La catastrophe de l'Holocauste (1939–1945) a décimé les centres européens d'apprentissage rabbinique qui avaient soutenu une grande partie de ce que l'on appelle aujourd'hui le judaïsme orthodoxe. Pour les adhérents, l'Holocauste a été à la fois un traumatisme communautaire et la terminaison de nombreuses lignées rabbiniques vivantes ; pour les historiens, il a marqué une rupture qui a accéléré le déplacement des institutions orthodoxes vers les États-Unis, Israël et ailleurs. La reconstruction d'après-guerre a apporté un mélange complexe de continuité et d'innovation : des yeshivot d'avant-guerre rétablies à Brooklyn, Lakewood (New Jersey) et Jérusalem ; des cours hassidiques reconstitués dans de nouvelles géographies ; et de nouvelles autorités rabbiniques nées en Amérique émergeant dans des contextes sociaux modifiés.
La création de l'État d'Israël en 1948 a encore compliqué la compréhension de soi des orthodoxes. Les sionistes religieux, inspirés en partie par des figures du début du 20e siècle telles qu'Abraham Isaac Kook, ont vu le retour politique en Terre d'Israël comme ayant une signification nationale et théologique et ont cherché à mêler la vie halakhique à l'engagement civique sioniste. D'autres groupes orthodoxes, en particulier certains secteurs haredim, ont abordé le sionisme avec plus d'ambivalence ou d'opposition, entraînant des tensions institutionnelles et politiques qui perdurent. Les réponses divergentes au sionisme—allant de l'adhésion idéologique totale à l'accommodement prudent en passant par l'opposition—constituent l'un des débats internes définissant le judaïsme orthodoxe.

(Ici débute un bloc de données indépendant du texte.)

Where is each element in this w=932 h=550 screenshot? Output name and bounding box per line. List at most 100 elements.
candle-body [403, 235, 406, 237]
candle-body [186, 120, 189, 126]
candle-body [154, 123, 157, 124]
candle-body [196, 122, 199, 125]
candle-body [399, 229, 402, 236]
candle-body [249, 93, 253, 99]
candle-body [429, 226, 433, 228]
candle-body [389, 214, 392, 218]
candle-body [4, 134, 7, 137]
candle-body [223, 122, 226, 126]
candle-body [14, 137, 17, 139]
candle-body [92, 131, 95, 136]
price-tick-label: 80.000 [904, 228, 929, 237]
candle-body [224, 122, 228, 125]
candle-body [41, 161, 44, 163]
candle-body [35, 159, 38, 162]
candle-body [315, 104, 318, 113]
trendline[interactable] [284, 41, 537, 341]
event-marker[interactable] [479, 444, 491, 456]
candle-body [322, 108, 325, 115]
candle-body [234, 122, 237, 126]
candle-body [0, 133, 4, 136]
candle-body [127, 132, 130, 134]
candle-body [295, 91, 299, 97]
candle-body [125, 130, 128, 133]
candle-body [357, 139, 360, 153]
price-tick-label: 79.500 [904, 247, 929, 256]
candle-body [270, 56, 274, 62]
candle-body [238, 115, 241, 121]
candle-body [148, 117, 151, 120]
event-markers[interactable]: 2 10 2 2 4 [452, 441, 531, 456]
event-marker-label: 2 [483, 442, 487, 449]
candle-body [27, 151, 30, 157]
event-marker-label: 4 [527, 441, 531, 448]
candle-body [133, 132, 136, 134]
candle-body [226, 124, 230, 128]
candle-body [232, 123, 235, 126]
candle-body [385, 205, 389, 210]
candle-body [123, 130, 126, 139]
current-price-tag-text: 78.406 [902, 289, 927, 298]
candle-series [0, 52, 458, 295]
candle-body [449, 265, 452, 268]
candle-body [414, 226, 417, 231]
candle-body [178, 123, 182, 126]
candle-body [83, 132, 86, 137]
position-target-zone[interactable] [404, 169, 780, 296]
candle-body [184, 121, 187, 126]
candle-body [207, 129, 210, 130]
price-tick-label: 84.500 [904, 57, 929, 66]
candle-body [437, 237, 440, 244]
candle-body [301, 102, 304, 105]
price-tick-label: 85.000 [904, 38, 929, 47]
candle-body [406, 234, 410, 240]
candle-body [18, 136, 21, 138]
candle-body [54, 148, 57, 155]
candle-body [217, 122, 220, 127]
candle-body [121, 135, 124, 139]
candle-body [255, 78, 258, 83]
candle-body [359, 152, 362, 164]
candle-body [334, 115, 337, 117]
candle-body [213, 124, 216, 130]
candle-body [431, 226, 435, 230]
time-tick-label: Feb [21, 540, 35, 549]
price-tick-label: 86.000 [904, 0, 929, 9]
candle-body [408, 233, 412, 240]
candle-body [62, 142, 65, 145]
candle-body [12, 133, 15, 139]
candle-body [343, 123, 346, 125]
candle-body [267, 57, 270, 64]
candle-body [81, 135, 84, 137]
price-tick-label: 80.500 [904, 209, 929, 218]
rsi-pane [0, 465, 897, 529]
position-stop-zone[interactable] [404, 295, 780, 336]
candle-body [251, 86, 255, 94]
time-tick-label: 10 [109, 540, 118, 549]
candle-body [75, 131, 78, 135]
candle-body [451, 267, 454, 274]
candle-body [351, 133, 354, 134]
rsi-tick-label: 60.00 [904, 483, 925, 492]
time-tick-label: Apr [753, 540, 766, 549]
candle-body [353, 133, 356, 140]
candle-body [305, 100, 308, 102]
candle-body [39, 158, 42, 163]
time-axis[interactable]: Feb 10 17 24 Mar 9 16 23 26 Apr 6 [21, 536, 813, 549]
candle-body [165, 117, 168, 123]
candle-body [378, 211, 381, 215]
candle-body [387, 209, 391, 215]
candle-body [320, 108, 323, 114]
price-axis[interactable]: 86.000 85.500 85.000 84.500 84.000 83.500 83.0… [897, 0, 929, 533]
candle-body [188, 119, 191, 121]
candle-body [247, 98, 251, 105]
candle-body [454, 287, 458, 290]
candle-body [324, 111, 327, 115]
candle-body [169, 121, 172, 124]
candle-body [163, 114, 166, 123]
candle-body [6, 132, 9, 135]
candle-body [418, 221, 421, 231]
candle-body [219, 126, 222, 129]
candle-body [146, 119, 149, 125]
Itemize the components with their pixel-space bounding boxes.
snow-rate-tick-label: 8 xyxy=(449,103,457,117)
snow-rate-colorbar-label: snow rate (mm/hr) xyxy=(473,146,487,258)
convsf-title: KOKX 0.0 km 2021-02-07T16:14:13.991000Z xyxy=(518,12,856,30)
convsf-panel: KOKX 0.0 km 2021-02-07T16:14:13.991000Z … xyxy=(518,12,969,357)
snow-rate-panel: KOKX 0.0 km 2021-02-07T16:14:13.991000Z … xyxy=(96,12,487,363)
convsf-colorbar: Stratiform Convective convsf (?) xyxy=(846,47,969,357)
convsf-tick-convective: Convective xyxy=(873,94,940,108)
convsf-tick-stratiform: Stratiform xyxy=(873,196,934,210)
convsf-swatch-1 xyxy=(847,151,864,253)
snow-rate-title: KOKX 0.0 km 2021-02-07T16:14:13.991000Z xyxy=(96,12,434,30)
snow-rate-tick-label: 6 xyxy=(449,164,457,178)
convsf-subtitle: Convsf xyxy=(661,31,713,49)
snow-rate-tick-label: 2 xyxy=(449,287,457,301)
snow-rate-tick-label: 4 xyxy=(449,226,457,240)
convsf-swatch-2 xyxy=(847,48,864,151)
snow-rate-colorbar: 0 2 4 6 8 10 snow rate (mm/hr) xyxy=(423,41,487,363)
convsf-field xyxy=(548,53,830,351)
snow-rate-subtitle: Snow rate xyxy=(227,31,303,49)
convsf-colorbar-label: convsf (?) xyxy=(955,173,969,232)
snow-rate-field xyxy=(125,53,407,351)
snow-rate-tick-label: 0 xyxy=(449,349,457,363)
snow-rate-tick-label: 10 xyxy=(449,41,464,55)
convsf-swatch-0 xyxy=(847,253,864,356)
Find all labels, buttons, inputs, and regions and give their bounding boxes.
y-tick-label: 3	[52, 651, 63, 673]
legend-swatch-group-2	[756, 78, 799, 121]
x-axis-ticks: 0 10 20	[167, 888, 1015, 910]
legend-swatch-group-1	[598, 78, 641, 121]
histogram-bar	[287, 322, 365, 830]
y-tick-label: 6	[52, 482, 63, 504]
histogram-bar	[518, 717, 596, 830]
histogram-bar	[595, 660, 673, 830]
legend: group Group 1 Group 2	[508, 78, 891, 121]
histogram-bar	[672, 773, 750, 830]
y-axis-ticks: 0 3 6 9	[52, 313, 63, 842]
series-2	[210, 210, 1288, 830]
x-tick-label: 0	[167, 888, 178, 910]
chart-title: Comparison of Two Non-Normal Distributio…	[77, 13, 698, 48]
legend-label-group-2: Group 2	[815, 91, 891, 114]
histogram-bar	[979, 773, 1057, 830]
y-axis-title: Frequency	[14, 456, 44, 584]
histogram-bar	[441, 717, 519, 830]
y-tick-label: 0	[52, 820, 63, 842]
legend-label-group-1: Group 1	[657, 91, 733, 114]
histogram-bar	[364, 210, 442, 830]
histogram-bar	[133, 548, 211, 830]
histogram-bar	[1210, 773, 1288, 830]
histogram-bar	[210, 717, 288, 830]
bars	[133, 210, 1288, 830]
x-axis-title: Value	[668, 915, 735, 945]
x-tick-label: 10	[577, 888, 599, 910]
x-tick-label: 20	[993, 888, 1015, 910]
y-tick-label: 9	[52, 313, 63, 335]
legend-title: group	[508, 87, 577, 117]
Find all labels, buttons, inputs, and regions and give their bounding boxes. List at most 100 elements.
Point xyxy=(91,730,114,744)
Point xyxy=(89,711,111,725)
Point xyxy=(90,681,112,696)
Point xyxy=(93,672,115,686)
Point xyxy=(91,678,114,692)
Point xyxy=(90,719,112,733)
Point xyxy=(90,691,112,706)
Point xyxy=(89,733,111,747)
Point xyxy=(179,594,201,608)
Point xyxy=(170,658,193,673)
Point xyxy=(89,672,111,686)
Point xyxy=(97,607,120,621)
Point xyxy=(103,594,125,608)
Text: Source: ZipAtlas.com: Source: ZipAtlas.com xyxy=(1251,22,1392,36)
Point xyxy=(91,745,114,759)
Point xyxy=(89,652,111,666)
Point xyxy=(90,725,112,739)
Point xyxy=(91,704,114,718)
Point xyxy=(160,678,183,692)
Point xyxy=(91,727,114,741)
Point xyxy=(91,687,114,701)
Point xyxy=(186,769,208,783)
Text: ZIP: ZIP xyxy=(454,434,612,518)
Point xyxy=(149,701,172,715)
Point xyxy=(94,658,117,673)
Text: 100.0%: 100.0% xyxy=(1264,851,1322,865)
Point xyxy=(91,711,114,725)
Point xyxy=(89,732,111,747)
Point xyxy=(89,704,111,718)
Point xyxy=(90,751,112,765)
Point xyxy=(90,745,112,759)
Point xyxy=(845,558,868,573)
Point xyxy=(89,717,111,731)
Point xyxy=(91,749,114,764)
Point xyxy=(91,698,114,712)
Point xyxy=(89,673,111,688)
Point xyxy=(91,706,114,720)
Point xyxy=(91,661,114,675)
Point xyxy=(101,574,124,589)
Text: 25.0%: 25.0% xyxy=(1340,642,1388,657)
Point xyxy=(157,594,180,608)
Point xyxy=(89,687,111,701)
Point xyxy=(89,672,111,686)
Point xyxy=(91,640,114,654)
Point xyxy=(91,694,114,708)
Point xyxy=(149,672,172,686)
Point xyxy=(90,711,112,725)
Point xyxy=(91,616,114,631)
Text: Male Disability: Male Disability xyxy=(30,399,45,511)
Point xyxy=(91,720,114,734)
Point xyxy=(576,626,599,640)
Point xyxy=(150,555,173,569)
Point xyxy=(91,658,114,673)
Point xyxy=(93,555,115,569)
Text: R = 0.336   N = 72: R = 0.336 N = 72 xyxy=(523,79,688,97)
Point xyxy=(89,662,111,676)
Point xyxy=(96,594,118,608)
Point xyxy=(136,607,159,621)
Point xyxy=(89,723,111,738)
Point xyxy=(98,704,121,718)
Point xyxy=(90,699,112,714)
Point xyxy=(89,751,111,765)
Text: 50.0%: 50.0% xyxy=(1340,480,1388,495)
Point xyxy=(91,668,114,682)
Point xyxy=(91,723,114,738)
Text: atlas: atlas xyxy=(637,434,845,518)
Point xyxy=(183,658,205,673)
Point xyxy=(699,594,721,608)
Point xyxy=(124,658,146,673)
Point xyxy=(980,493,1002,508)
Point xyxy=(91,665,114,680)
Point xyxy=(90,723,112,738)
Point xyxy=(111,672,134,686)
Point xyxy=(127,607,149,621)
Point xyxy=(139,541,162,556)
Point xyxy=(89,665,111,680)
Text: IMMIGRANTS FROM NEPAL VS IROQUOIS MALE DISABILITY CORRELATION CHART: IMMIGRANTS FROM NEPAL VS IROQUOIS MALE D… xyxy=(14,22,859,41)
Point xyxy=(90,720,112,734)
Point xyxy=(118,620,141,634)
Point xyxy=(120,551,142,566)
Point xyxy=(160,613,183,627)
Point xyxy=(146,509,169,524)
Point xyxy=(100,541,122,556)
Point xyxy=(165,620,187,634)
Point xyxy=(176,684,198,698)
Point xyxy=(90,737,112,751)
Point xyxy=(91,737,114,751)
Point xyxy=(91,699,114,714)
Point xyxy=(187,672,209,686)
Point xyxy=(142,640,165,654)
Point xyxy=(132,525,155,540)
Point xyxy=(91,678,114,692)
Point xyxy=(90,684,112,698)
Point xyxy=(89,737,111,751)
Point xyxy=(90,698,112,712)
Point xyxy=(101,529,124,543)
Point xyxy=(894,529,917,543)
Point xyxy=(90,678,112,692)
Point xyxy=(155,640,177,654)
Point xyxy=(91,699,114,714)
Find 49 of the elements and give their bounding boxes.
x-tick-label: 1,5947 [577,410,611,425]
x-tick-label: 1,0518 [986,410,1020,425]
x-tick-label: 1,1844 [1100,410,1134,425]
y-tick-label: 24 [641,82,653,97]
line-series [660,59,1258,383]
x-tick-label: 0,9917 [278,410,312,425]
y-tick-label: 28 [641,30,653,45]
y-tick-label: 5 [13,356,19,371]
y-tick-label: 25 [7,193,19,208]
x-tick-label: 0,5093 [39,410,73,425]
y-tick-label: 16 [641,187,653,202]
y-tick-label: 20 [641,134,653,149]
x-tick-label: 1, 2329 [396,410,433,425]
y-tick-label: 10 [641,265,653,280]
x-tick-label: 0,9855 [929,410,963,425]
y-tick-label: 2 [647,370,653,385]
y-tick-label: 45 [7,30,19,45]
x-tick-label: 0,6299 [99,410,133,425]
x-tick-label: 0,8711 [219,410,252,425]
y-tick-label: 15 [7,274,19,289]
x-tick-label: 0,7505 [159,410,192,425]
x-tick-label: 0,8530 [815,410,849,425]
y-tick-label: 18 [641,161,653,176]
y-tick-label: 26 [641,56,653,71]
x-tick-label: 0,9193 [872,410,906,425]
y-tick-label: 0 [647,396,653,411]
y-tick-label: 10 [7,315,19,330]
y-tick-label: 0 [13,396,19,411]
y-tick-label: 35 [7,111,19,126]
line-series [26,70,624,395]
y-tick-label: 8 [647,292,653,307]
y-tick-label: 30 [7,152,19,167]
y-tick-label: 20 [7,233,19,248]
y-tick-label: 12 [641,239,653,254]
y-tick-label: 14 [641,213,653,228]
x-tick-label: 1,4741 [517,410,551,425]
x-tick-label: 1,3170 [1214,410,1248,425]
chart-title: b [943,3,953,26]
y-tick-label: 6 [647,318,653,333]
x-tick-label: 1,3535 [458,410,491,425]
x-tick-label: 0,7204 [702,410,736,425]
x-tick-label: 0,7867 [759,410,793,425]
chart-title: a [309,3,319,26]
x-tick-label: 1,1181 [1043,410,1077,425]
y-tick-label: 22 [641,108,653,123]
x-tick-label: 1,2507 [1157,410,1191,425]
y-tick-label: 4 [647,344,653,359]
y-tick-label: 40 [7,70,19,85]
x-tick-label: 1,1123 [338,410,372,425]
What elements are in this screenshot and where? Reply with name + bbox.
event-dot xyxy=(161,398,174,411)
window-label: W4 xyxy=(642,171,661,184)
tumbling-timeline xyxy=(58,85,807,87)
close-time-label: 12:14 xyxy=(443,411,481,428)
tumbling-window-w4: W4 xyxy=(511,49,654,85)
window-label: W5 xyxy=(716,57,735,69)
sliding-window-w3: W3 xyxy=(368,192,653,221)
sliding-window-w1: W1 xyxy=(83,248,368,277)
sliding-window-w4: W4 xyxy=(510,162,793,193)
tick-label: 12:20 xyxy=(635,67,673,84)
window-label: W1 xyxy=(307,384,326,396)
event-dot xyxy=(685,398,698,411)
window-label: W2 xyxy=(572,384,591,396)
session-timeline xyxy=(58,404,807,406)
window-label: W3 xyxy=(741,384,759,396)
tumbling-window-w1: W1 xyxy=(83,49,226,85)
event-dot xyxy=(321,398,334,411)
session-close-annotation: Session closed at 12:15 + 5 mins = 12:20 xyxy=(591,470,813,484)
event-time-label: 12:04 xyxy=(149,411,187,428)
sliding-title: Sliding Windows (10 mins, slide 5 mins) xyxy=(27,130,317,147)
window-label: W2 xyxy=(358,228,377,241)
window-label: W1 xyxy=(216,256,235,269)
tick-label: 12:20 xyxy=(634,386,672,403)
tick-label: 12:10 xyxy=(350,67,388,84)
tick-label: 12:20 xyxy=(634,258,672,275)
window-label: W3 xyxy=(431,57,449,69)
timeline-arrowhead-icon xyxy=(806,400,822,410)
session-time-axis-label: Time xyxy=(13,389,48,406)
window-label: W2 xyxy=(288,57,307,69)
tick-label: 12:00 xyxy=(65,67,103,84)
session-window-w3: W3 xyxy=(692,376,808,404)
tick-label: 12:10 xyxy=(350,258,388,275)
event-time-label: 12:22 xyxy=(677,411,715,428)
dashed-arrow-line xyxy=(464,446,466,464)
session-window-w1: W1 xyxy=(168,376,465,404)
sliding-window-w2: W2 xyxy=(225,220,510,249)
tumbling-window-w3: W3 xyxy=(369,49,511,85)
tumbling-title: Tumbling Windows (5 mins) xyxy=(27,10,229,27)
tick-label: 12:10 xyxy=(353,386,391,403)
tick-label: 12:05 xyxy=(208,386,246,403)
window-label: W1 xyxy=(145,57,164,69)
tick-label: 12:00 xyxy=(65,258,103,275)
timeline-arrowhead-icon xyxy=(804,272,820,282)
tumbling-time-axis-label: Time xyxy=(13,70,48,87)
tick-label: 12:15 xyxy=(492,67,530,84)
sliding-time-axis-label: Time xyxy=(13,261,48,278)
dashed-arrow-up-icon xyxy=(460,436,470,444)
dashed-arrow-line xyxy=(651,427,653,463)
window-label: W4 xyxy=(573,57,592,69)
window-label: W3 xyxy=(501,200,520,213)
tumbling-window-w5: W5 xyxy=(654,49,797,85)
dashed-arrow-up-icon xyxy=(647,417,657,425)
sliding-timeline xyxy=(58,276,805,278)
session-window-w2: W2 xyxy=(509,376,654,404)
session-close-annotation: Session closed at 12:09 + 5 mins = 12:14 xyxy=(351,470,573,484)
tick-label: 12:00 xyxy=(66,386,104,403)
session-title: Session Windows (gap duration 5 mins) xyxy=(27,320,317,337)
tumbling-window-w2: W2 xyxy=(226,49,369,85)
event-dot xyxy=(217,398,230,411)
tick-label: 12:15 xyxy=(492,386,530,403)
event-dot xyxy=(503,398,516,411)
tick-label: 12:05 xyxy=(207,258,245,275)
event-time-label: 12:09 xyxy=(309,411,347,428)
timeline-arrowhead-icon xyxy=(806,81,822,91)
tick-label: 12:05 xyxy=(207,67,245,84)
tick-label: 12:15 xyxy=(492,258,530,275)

Depuis le milieu du 20e siècle jusqu'à aujourd'hui, le terme "judaïsme orthodoxe" couvre une large gamme de communautés dont le dénominateur commun est l'engagement halakhique. Cela inclut des communautés orthodoxes modernes qui s'engagent dans des professions séculières et des universités tout en maintenant la halakha, des communautés haredim qui privilégient la séparation communautaire et souvent l'étude en yeshiva, et des cours hassidiques qui se centrent sur des rebbes dynastiques et des emphases spirituelles distinctes. Chaque courant trace une continuité avec le corpus rabbinique et avec des codifications juridiques antérieures telles que le Shulchan Aruch, même s'ils divergent dans les priorités éducatives, les modes de rencontre avec la modernité et l'organisation sociale.
L'arc historique de la destruction du Temple aux institutions de l'orthodoxie du 21e siècle combine ainsi la continuité de la méthode juridique avec des formes institutionnelles adaptatives. Des textes concrets—la Michna (vers 200 de notre ère), le Talmud babylonien (rédaction vers le 5e siècle) et le Shulchan Aruch (1563)—ancrent les revendications de continuité, tandis que des événements modernes—la Haskalah, l'Holocauste et la fondation de l'État d'Israël—expliquent pourquoi l'étiquette moderne "orthodoxe" a émergé et pourquoi la vie orthodoxe contemporaine est géographiquement dispersée. La tension entre la fidélité à la loi reçue et les pressions des contextes politiques, sociaux et intellectuels changeants a animé la formation orthodoxe depuis le début et continue de façonner les débats sur l'identité, l'autorité et la pratique.